1:25 PM ET, May 12, 2024
Displacement from Rafah continues, but some say they are too exhausted and sick to move
From Tareq El Helou in Gaza and Sarah El Sirgany and Abeer Salman in Jerusalem
AFP/Getty Images
More people are streaming from Rafah to other parts of Gaza following Israeli orders for civilians to leave much of eastern and central Rafah – but some remain too exhausted or too ill to move on again.
An elderly man, Hassan Abu Al-Enein, told CNN that he did not want to leave his home in the Shaboura refugee camp. But now I want to because there is no one left in the camp. He said: “I want to see my wife and daughter. I will go on foot. I have no money to buy a car. I sent my wife and daughter on foot as well.”
Maher Suleiman, who also lives in Al-Shaboura refugee camp, said he did not know where to go: “No one supports us. It is just devastation. I left the house with a shirt on.” Suleiman said there is no safe area. “My 15-year-old daughter had burns on her body. There was a strike on the building next door while she was preparing food.”

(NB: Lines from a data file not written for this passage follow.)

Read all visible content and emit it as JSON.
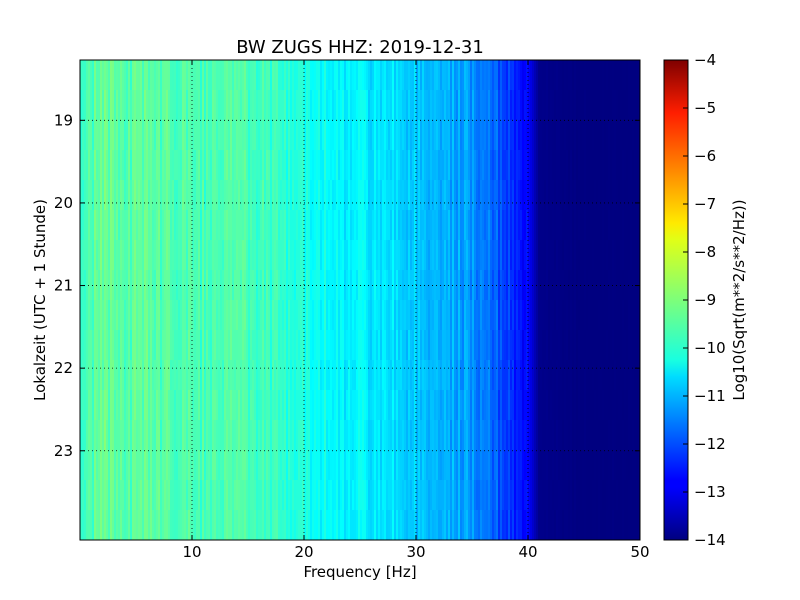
{
  "chart_data": {
    "type": "heatmap",
    "title": "BW ZUGS HHZ: 2019-12-31",
    "xlabel": "Frequency [Hz]",
    "ylabel": "Lokalzeit (UTC + 1 Stunde)",
    "xlim": [
      0,
      50
    ],
    "ylim": [
      18.27,
      24.08
    ],
    "y_inverted": true,
    "x_ticks": [
      10,
      20,
      30,
      40,
      50
    ],
    "y_ticks": [
      19,
      20,
      21,
      22,
      23
    ],
    "grid": true,
    "colormap": "jet",
    "colorbar": {
      "label": "Log10(Sqrt(m**2/s**2/Hz))",
      "range": [
        -14,
        -4
      ],
      "ticks": [
        -4,
        -5,
        -6,
        -7,
        -8,
        -9,
        -10,
        -11,
        -12,
        -13,
        -14
      ]
    },
    "spectrum_profile": {
      "frequency_hz": [
        0,
        2,
        5,
        10,
        15,
        18,
        20,
        22,
        25,
        28,
        30,
        33,
        35,
        37,
        39,
        40,
        41,
        45,
        50
      ],
      "log10_amplitude": [
        -9.5,
        -9.3,
        -9.4,
        -9.5,
        -9.6,
        -9.8,
        -10.0,
        -10.2,
        -10.4,
        -10.6,
        -10.8,
        -11.0,
        -11.3,
        -11.8,
        -12.4,
        -12.7,
        -13.9,
        -14.0,
        -14.0
      ]
    }
  }
}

Ayman Abu Najira, who was driving a car with a broken windshield, said he was heading to Al-Mawasi, an area northwest of Rafah where the Israelis had ordered people to go. He said he hoped it was a safe area, but he had his doubts. “They’ll probably hit around it,” Nijeira told CNN.
But some were planning to stay. “We are not afraid. We are exhausted but we are resilient,” said an unidentified woman. Her tent stands alone in an area she says was full of tents just a few days ago.
She said she was from Khan Yunis. “I hope I can go back to my house, and I hope it stays standing. I’m crying because I want to go home.”
The woman said she was nervous last night. “Even the water distribution man is afraid to pass. People are afraid to leave the tents at night to relieve themselves because they are afraid of quadcopters (Israeli drones)… We all have hepatitis. There are a lot of infections among people.”
The woman pointed to a scar under her ear and said it was caused by a sniper’s bullet, which broke her jaw when she was trying to retrieve her belongings from a place near Nasser Hospital. “There was a window covered with a blanket and the sniper brought me here.”
“Why were they targeting me? I was in a school. It was empty.”
Her son, Raed Abu Salem, 18, suffered a facial injury that he said was caused by shrapnel from a drone attack in Khan Yunis when he was trying to get water. He also lost several teeth.
“I would like to say how beautiful I was,” he said in response to a question about how he feels when he looks at his pre-war photos. Now his injuries are painful and he has to eat through a syringe.
His mother said she was struggling to feed the children. “These children did not eat. We do not have fresh water.”